BABY YAR
Adaptation française de la traduction en langue anglaise (1996) par Benjamin OKOPNIK
du poème de Yevgeni YEVTUSHENKO ( écrit en 1961)
Point de stèle funéraire en mémorial de Baby Yar.
Rien qu’une falaise abrupte, la plus fruste des sépultures.
Et m’y voici, épouvanté.
Je me découvre aussi vieux, aujourd’hui,
Que la race entière du peuple juif.
Je me revois antique fils d’Israël.
Errant sur cent chemins hors de l’Egypte ancienne
Jusqu’à ce lieu, à l’ombre de la croix, massacré, torturé,
Qui m’impute jusqu’aujourd’hui le stigmate des clous sanglants.
Je me sens transformé en l’âme de Dreyfus le proscrit. (1)
Les Philistins m’ont trompé, ils osent encore me juger.
Ils m’ont piégé, encagé. Sans cesse soupçonné, emprisonné,
Ils me persécutent, crachent sur moi, me calomnient, tandis que
Les gracieuses poupées dans leurs atours en dentelles frétillent
En m’injuriant, pointant sur mon visage le poignard de leurs ombrelles.
Je me retrouve gamin à Belostok (2)
Sang jaillissant, répandu sur les sols,
Des patrons de tavernes enragés contre moi
M’empestent de leur puanteur mêlée de vodka et d’oignon.
A coup de bottes je fus assommé, gisant à bout de force.
En vain ai-je imploré la populace en plein pogrom
De ne plus hurler à la fois "Mort aux Juifs" et "Sauvons notre Russie" !
Ma mère a été violentée par un prêtre.
O, Russie de mon cœur, je te connais bien,
Faisceau de nations, unies en ta vérité profonde.
Trop souvent ceux dont les mains se souillèrent d’ordure
Ont profané ton nom sacré, en n’affirmant que leur haine.
Je connais toute la tendresse de ma terre natale.
Comme il est méprisable que sans aucun scrupule
Les ligues antisémites se soient investies d’elles mêmes
En tant qu’"Union du Peuple Russe !" (3)
Il me semble que je suis moi-même devenu Anna Frank,
Tout aussi transparent, tel le plus fin rameau d’Avril,
En moi revit l’amour, toute autre phrase resterait vaine,
Echangeons seulement nos regards, les yeux dans les yeux.

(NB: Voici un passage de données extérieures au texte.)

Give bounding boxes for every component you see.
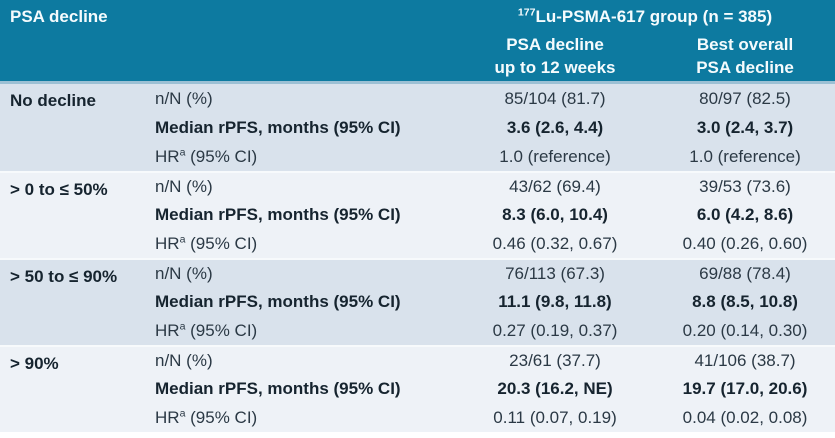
- measure-label: HRa (95% CI): [150, 316, 456, 345]
- value-cell: 8.3 (6.0, 10.4): [455, 200, 656, 229]
- group-over-90: > 90% n/N (%) 23/61 (37.7) 41/106 (38.7)…: [0, 345, 835, 432]
- table-row: HRa (95% CI) 0.27 (0.19, 0.37) 0.20 (0.1…: [0, 316, 835, 345]
- value-cell: 11.1 (9.8, 11.8): [455, 287, 656, 316]
- category-cell: No decline: [0, 84, 150, 171]
- treatment-group-header-cell: 177Lu-PSMA-617 group (n = 385): [455, 0, 835, 30]
- col-header-psa-12wk-line1: PSA decline: [506, 35, 604, 54]
- footnote-superscript: a: [179, 407, 186, 420]
- col-header-best-overall: Best overall PSA decline: [655, 30, 835, 84]
- footnote-superscript: a: [179, 233, 186, 246]
- value-cell: 19.7 (17.0, 20.6): [655, 374, 835, 403]
- hr-label: HR: [155, 321, 180, 340]
- value-cell: 20.3 (16.2, NE): [455, 374, 656, 403]
- hr-label-suffix: (95% CI): [185, 321, 258, 340]
- value-cell: 41/106 (38.7): [655, 345, 835, 374]
- value-cell: 0.04 (0.02, 0.08): [655, 403, 835, 432]
- hr-label-suffix: (95% CI): [185, 408, 258, 427]
- table-row: Median rPFS, months (95% CI) 11.1 (9.8, …: [0, 287, 835, 316]
- table-row: Median rPFS, months (95% CI) 20.3 (16.2,…: [0, 374, 835, 403]
- hr-label-suffix: (95% CI): [185, 234, 258, 253]
- value-cell: 69/88 (78.4): [655, 258, 835, 287]
- value-cell: 0.27 (0.19, 0.37): [455, 316, 656, 345]
- value-cell: 8.8 (8.5, 10.8): [655, 287, 835, 316]
- footnote-superscript: a: [179, 320, 186, 333]
- treatment-group-title: Lu-PSMA-617 group (n = 385): [535, 7, 773, 26]
- group-50-to-90: > 50 to ≤ 90% n/N (%) 76/113 (67.3) 69/8…: [0, 258, 835, 345]
- value-cell: 6.0 (4.2, 8.6): [655, 200, 835, 229]
- value-cell: 0.11 (0.07, 0.19): [455, 403, 656, 432]
- value-cell: 0.20 (0.14, 0.30): [655, 316, 835, 345]
- measure-label: HRa (95% CI): [150, 142, 456, 171]
- measure-label: n/N (%): [150, 84, 456, 113]
- value-cell: 80/97 (82.5): [655, 84, 835, 113]
- measure-label: n/N (%): [150, 345, 456, 374]
- group-no-decline: No decline n/N (%) 85/104 (81.7) 80/97 (…: [0, 84, 835, 171]
- value-cell: 76/113 (67.3): [455, 258, 656, 287]
- col-header-best-overall-line1: Best overall: [696, 35, 794, 54]
- table-row: > 0 to ≤ 50% n/N (%) 43/62 (69.4) 39/53 …: [0, 171, 835, 258]
- value-cell: 1.0 (reference): [655, 142, 835, 171]
- category-cell: > 50 to ≤ 90%: [0, 258, 150, 345]
- hr-label: HR: [155, 408, 180, 427]
- table-row: HRa (95% CI) 0.46 (0.32, 0.67) 0.40 (0.2…: [0, 229, 835, 258]
- value-cell: 1.0 (reference): [455, 142, 656, 171]
- hr-label-suffix: (95% CI): [185, 147, 258, 166]
- header-row-group: PSA decline 177Lu-PSMA-617 group (n = 38…: [0, 0, 835, 84]
- table-row: > 90% n/N (%) 23/61 (37.7) 41/106 (38.7): [0, 345, 835, 432]
- category-cell: > 90%: [0, 345, 150, 432]
- table-row: > 50 to ≤ 90% n/N (%) 76/113 (67.3) 69/8…: [0, 258, 835, 345]
- group-0-to-50: > 0 to ≤ 50% n/N (%) 43/62 (69.4) 39/53 …: [0, 171, 835, 258]
- measure-label: Median rPFS, months (95% CI): [150, 113, 456, 142]
- table-row: Median rPFS, months (95% CI) 8.3 (6.0, 1…: [0, 200, 835, 229]
- value-cell: 0.46 (0.32, 0.67): [455, 229, 656, 258]
- psa-decline-header-cell: PSA decline: [0, 0, 456, 84]
- hr-label: HR: [155, 234, 180, 253]
- col-header-psa-12wk: PSA decline up to 12 weeks: [455, 30, 656, 84]
- value-cell: 85/104 (81.7): [455, 84, 656, 113]
- col-header-psa-12wk-line2: up to 12 weeks: [494, 58, 616, 77]
- value-cell: 3.0 (2.4, 3.7): [655, 113, 835, 142]
- measure-label: Median rPFS, months (95% CI): [150, 374, 456, 403]
- value-cell: 0.40 (0.26, 0.60): [655, 229, 835, 258]
- table-row: Median rPFS, months (95% CI) 3.6 (2.6, 4…: [0, 113, 835, 142]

Il y a si peu à voir, et si peu même à sentir !
Interdits nous sont les feuillages, défendu de regarder le ciel,
Seul nous est-il permis, dans notre cache obscure,
Très tendrement, d’échanger nos baisers.
- "On arrive !"
- "Oh non, ne crains point – ce sont les bruissements
Du printemps lui-même. Il arrive avec ardeur.
Pose bien vite tes lèvres sur les miennes !"
- "Ils vont enfoncer la porte !"
- "Non, ce ne sont que les bris des glaces de l’hiver qui résonnent …"
De folles herbes frémissent sur Baby Yar,
Les arbres observent, solennels, comme siégeant en jugement.
Tout ici hurle, dans le silence, et, chapeau bas,
Je sens ma chevelure qui blanchit.
Et moi-même, dans un long cri d’horreur silencieux
Au-dessus de ces milliers d’innocents ensevelis,
Je redeviens chacun des vieillards ici égorgés,
De même que chaque tendre enfant ici assassiné.
Pas une fibre de mon corps ne pourra l’oublier.
Puisse l’ "Internationale" n’être plus entonnée ni célébrée (4)
Que lorsque, pour toujours, sera enfoui sous terre et oublié
Le dernier des antisémites ayant pu se trouver au monde.
Il n’est pas dans mon sang la moindre goutte de sang juif,
Mais, tel , je suis un juif aux yeux des antisémites
Qui me haïssent dans leur passion destructrice…
Et c’est ainsi que je me prétends être un véritable Russe.